New England lawmakers are urging the Environmental Protection Agency to issue an updated health advisory level for the chemical PFOA.
The suspected carcinogen has been found in water in Pownal and Bennington, as well as in New York and New Hampshire.
In 2009 the EPA set its safety limit at 400 parts per trillion, but new studies on the danger of the chemical has forced the EPA to update its health advisory.
Katie Thomas, an environmental policy advisor for Senator Bernie Sanders, says the EPA has indicated that it might drop its advisory level to 100 parts per trillion.
Vermont set its standard level at 20 parts per trillion.

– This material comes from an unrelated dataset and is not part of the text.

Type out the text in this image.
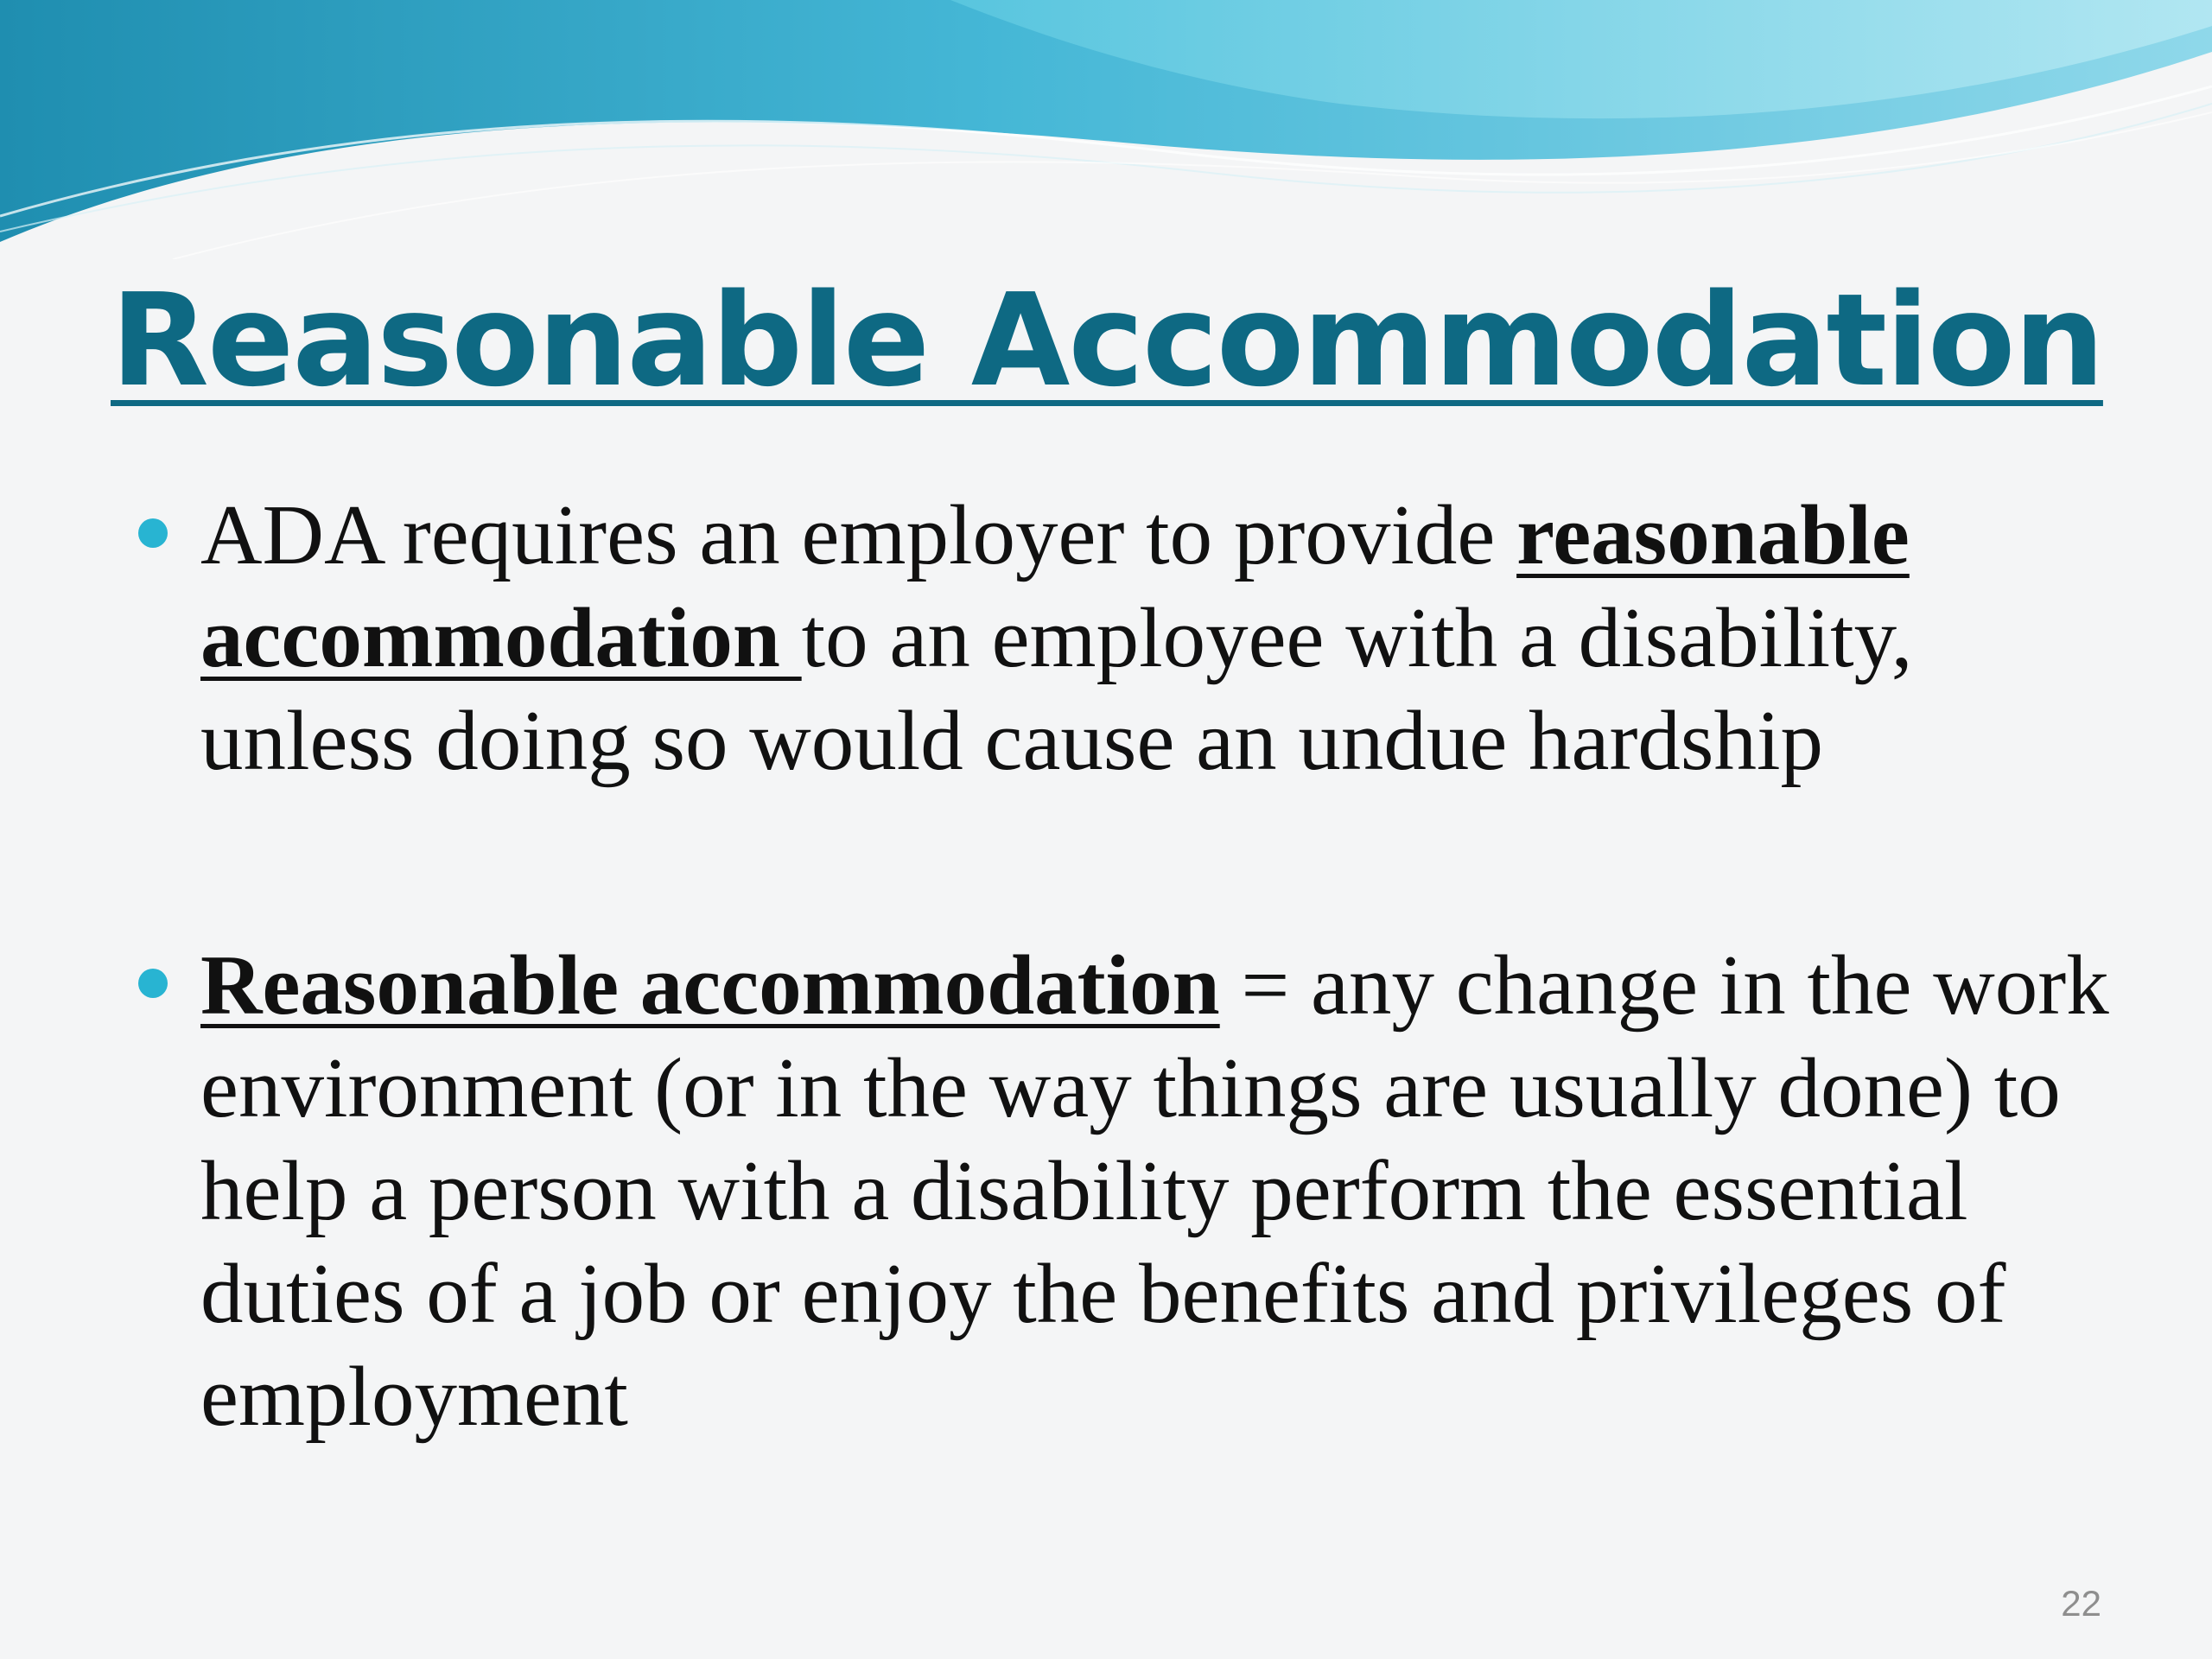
Reasonable Accommodation
ADA requires an employer to provide reasonable accommodation to an employee with a disability, unless doing so would cause an undue hardship
Reasonable accommodation = any change in the work environment (or in the way things are usually done) to help a person with a disability perform the essential duties of a job or enjoy the benefits and privileges of employment
22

"We're working with the EPA to find out when the health advisory will be updated more officially," Thomas says. "We want to see whether that standard will be lowered below 100 parts per trillion."
When EPA determines that drinking supplies are contaminated with PFOA over the advisory level, the agency recommends actions to reduce exposure.

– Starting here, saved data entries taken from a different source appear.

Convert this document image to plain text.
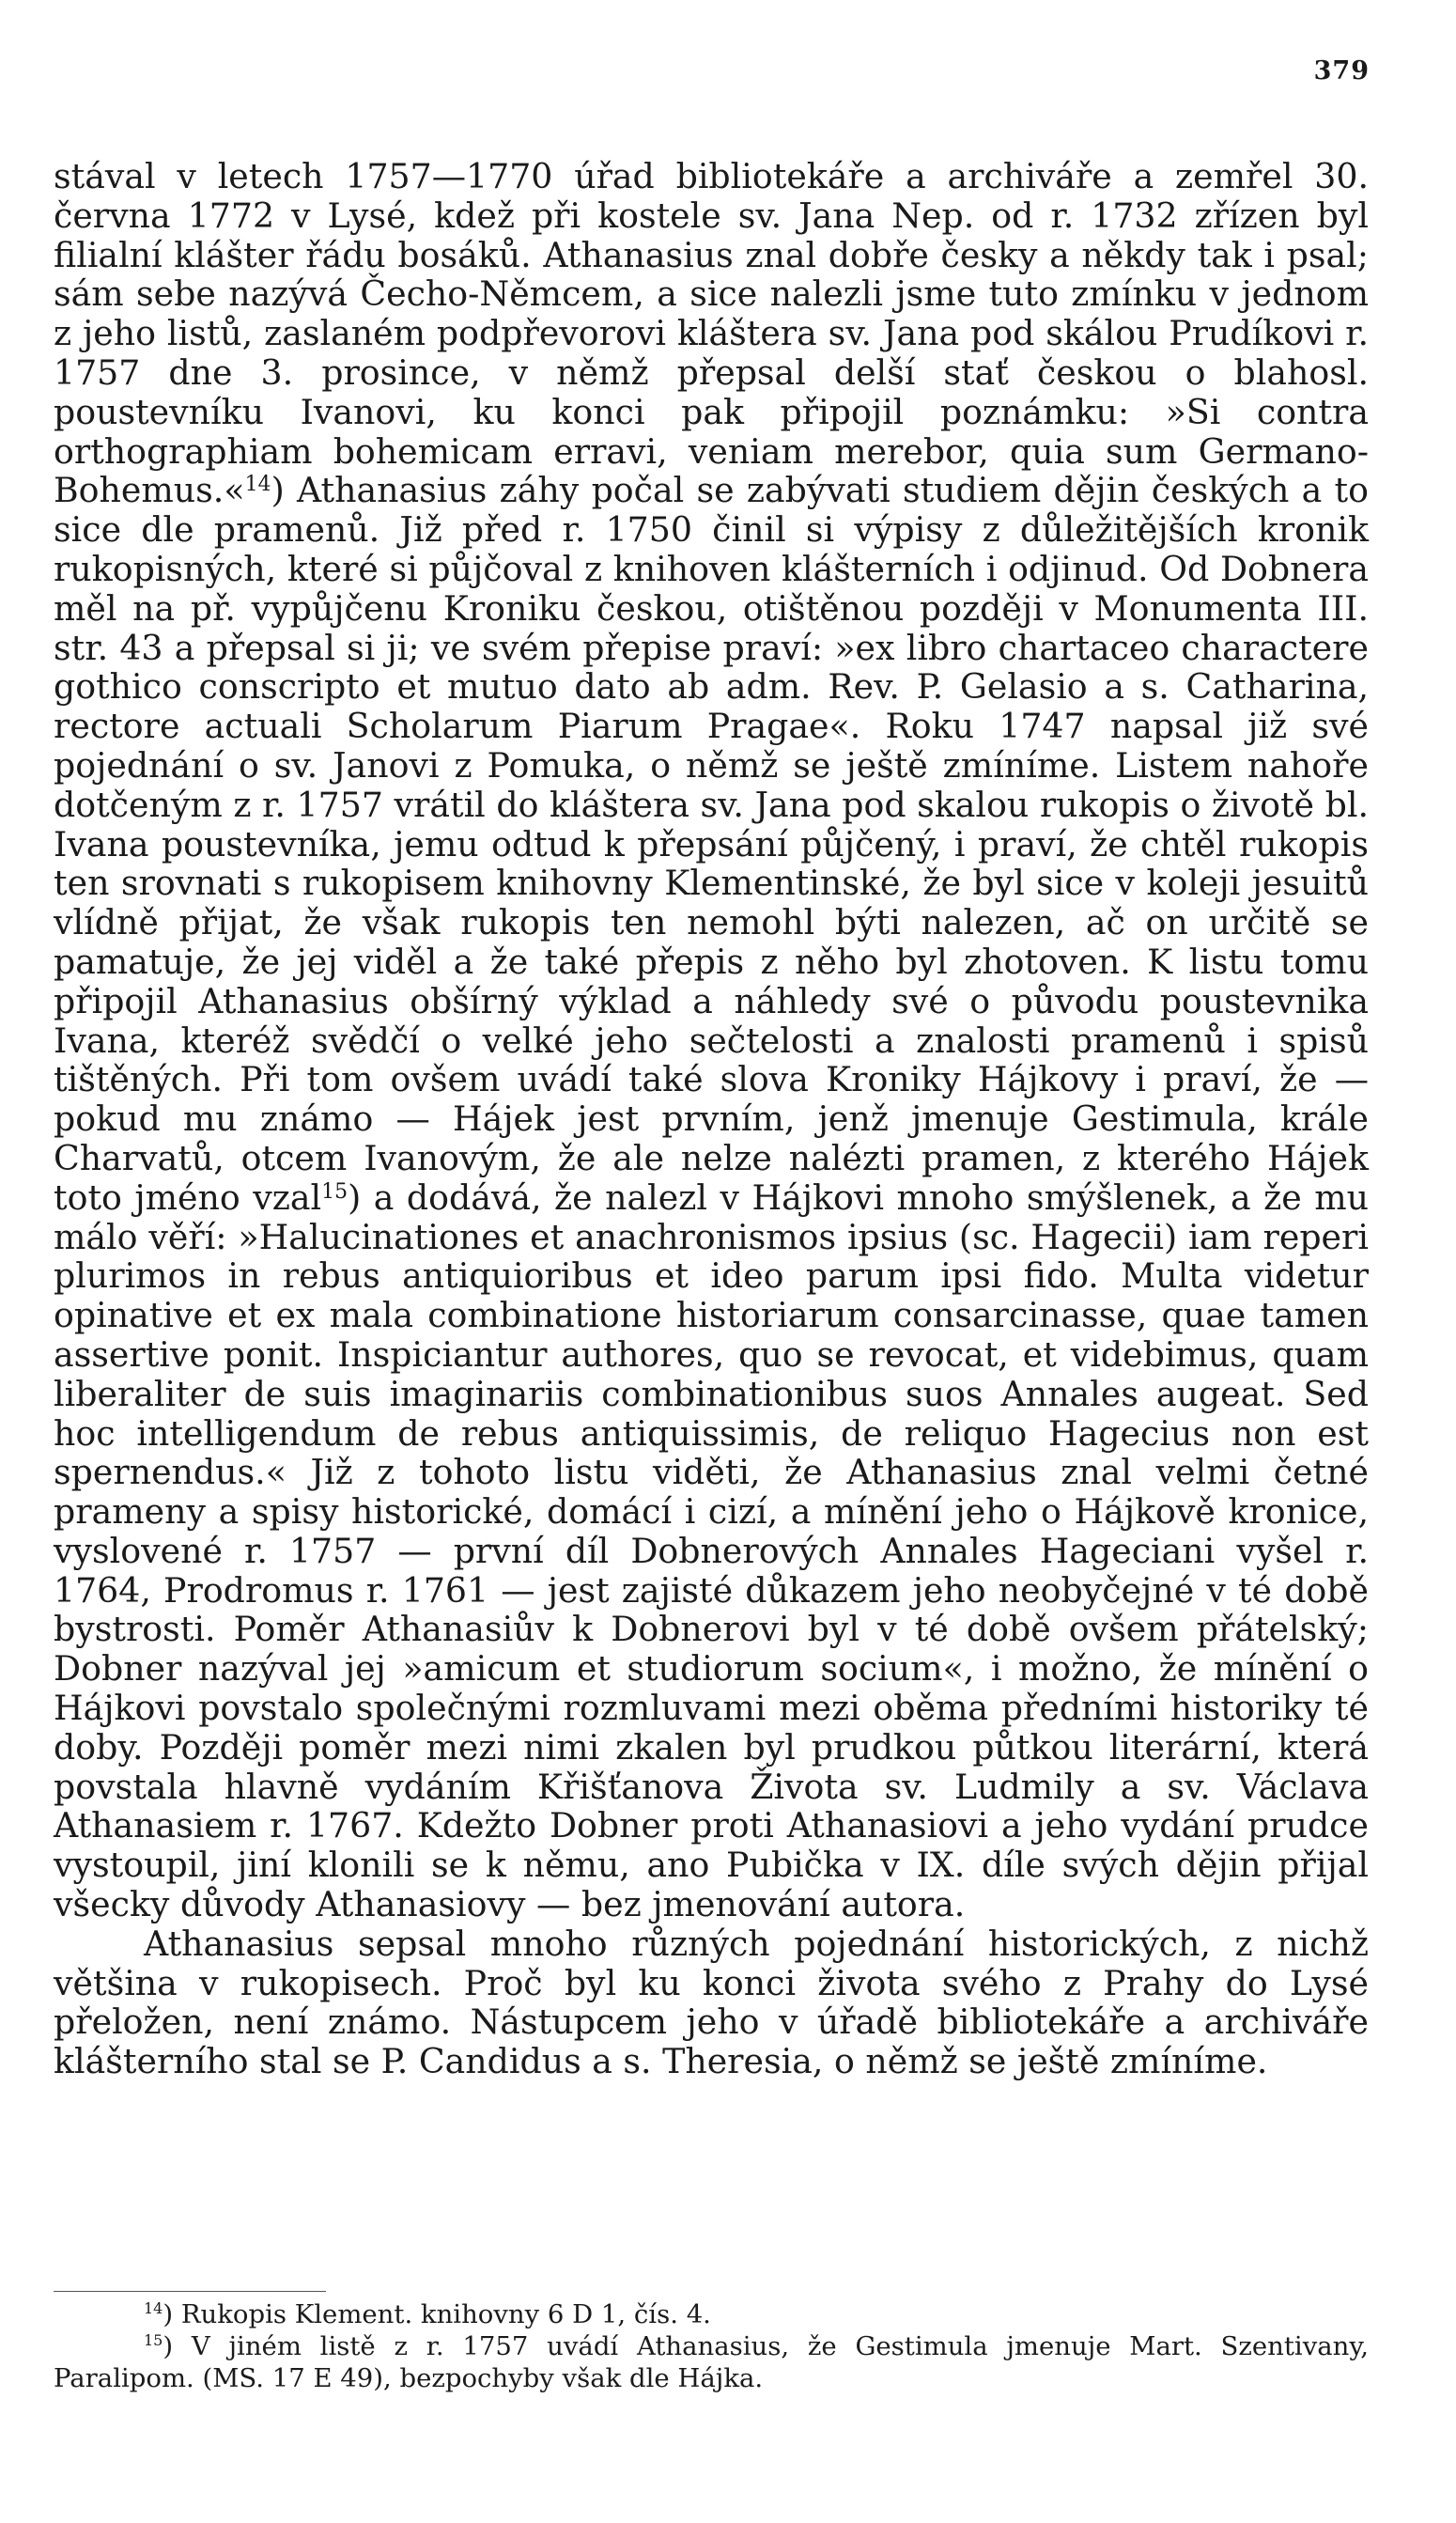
379

stával v letech 1757—1770 úřad bibliotekáře a archiváře a zemřel 30. června 1772 v Lysé, kdež při kostele sv. Jana Nep. od r. 1732 zřízen byl filialní klášter řádu bosáků. Athanasius znal dobře česky a někdy tak i psal; sám sebe nazývá Čecho-Němcem, a sice nalezli jsme tuto zmínku v jednom z jeho listů, zaslaném podpřevorovi kláštera sv. Jana pod skálou Prudíkovi r. 1757 dne 3. prosince, v němž přepsal delší stať českou o blahosl. poustevníku Ivanovi, ku konci pak připojil poznámku: »Si contra orthographiam bohemicam erravi, veniam merebor, quia sum Germano-Bohemus.«$^{14}$) Athanasius záhy počal se zabývati studiem dějin českých a to sice dle pramenů. Již před r. 1750 činil si výpisy z důležitějších kronik rukopisných, které si půjčoval z knihoven klášterních i odjinud. Od Dobnera měl na př. vypůjčenu Kroniku českou, otištěnou později v Monumenta III. str. 43 a přepsal si ji; ve svém přepise praví: »ex libro chartaceo charactere gothico conscripto et mutuo dato ab adm. Rev. P. Gelasio a s. Catharina, rectore actuali Scholarum Piarum Pragae«. Roku 1747 napsal již své pojednání o sv. Janovi z Pomuka, o němž se ještě zmíníme. Listem nahoře dotčeným z r. 1757 vrátil do kláštera sv. Jana pod skalou rukopis o životě bl. Ivana poustevníka, jemu odtud k přepsání půjčený, i praví, že chtěl rukopis ten srovnati s rukopisem knihovny Klementinské, že byl sice v koleji jesuitů vlídně přijat, že však rukopis ten nemohl býti nalezen, ač on určitě se pamatuje, že jej viděl a že také přepis z něho byl zhotoven. K listu tomu připojil Athanasius obšírný výklad a náhledy své o původu poustevnika Ivana, kteréž svědčí o velké jeho sečtelosti a znalosti pramenů i spisů tištěných. Při tom ovšem uvádí také slova Kroniky Hájkovy i praví, že — pokud mu známo — Hájek jest prvním, jenž jmenuje Gestimula, krále Charvatů, otcem Ivanovým, že ale nelze nalézti pramen, z kterého Hájek toto jméno vzal$^{15}$) a dodává, že nalezl v Hájkovi mnoho smýšlenek, a že mu málo věří: »Halucinationes et anachronismos ipsius (sc. Hagecii) iam reperi plurimos in rebus antiquioribus et ideo parum ipsi fido. Multa videtur opinative et ex mala combinatione historiarum consarcinasse, quae tamen assertive ponit. Inspiciantur authores, quo se revocat, et videbimus, quam liberaliter de suis imaginariis combinationibus suos Annales augeat. Sed hoc intelligendum de rebus antiquissimis, de reliquo Hagecius non est spernendus.« Již z tohoto listu viděti, že Athanasius znal velmi četné prameny a spisy historické, domácí i cizí, a mínění jeho o Hájkově kronice, vyslovené r. 1757 — první díl Dobnerových Annales Hageciani vyšel r. 1764, Prodromus r. 1761 — jest zajisté důkazem jeho neobyčejné v té době bystrosti. Poměr Athanasiův k Dobnerovi byl v té době ovšem přátelský; Dobner nazýval jej »amicum et studiorum socium«, i možno, že mínění o Hájkovi povstalo společnými rozmluvami mezi oběma předními historiky té doby. Později poměr mezi nimi zkalen byl prudkou půtkou literární, která povstala hlavně vydáním Křišťanova Života sv. Ludmily a sv. Václava Athanasiem r. 1767. Kdežto Dobner proti Athanasiovi a jeho vydání prudce vystoupil, jiní klonili se k němu, ano Pubička v IX. díle svých dějin přijal všecky důvody Athanasiovy — bez jmenování autora.

Athanasius sepsal mnoho různých pojednání historických, z nichž většina v rukopisech. Proč byl ku konci života svého z Prahy do Lysé přeložen, není známo. Nástupcem jeho v úřadě bibliotekáře a archiváře klášterního stal se P. Candidus a s. Theresia, o němž se ještě zmíníme.

$^{14}$) Rukopis Klement. knihovny 6 D 1, čís. 4.

$^{15}$) V jiném listě z r. 1757 uvádí Athanasius, že Gestimula jmenuje Mart. Szentivany, Paralipom. (MS. 17 E 49), bezpochyby však dle Hájka.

In 2014, EPA said people should not consume water that exceeds its provisional health advisory for PFOA.
The agency says short term exposure may cause adverse health effects.
New Hampshire Senator Jeanne Shaheen met with EPA Administrator Gina McCarthy this week to discuss the PFOA contamination in her state. Shaheen says the water contamination deserves an urgent response from the federal agency.
“Communities in New Hampshire must be able to trust their water supply,” Shaheen said in a news release. “Today, I had a productive conversation with Administrator McCarthy and received assurances that she was marshaling federal resources to provide these communities with timely and thoroughly researched information."
EPA is evaluating PFOA as a drinking water contaminant in accordance with the process that was established by the 1996 amendments to the Safe Drinking Water Act.
The Agency included PFOA on the third "Contaminant Candidate List" (CCL) published by the EPA in 2009 and the fourth draft CCL published in 2015.
The CCL is a list of contaminants that are known or anticipated to occur in drinking water that may require regulation. The agency uses the CCL to identify priority contaminants for regulatory decision-making and information collection.
The agency also included PFOA among the contaminants water systems are required to monitor for in accordance with the third Unregulated Contaminant Monitoring Rule (UCMR) published on May 2, 2012.
Following the 2012 rule, the EPA tested 10 municipal water supplies around Vermont, and all of those tests came back negative for PFOA.
The water systems tested following the 2012 rule include Bennington, Barre City, Brattleboro, Burlington, Jay Peak Basin Complex, Lyndonville, Rutland City, Shaftsbury, South Burlington and Winhall Stratton Fire District 1.
EPA spokesman Dave Deegan says the agency could go further than issuing a health advisory.
He says the EPA will consider the occurrence data from UCMR 3, along with the peer reviewed health effects assessment supporting the PFOA Health Advisory, to make a regulatory determination on whether to initiate the process to develop a national primary drinking water regulation.
"EPA is using the best science to develop a lifetime health advisory level for PFOA, which the agency expects to release in spring 2016," Deegan says. "When issued, the lifetime health advisory for PFOA will supersede the provisional health advisory of 400 parts per trillion for PFOA issued in 2009."
The EPA has been working closely with the Vermont Department of Environmental Conservation on the latest round of water tests in Pownal and Bennington.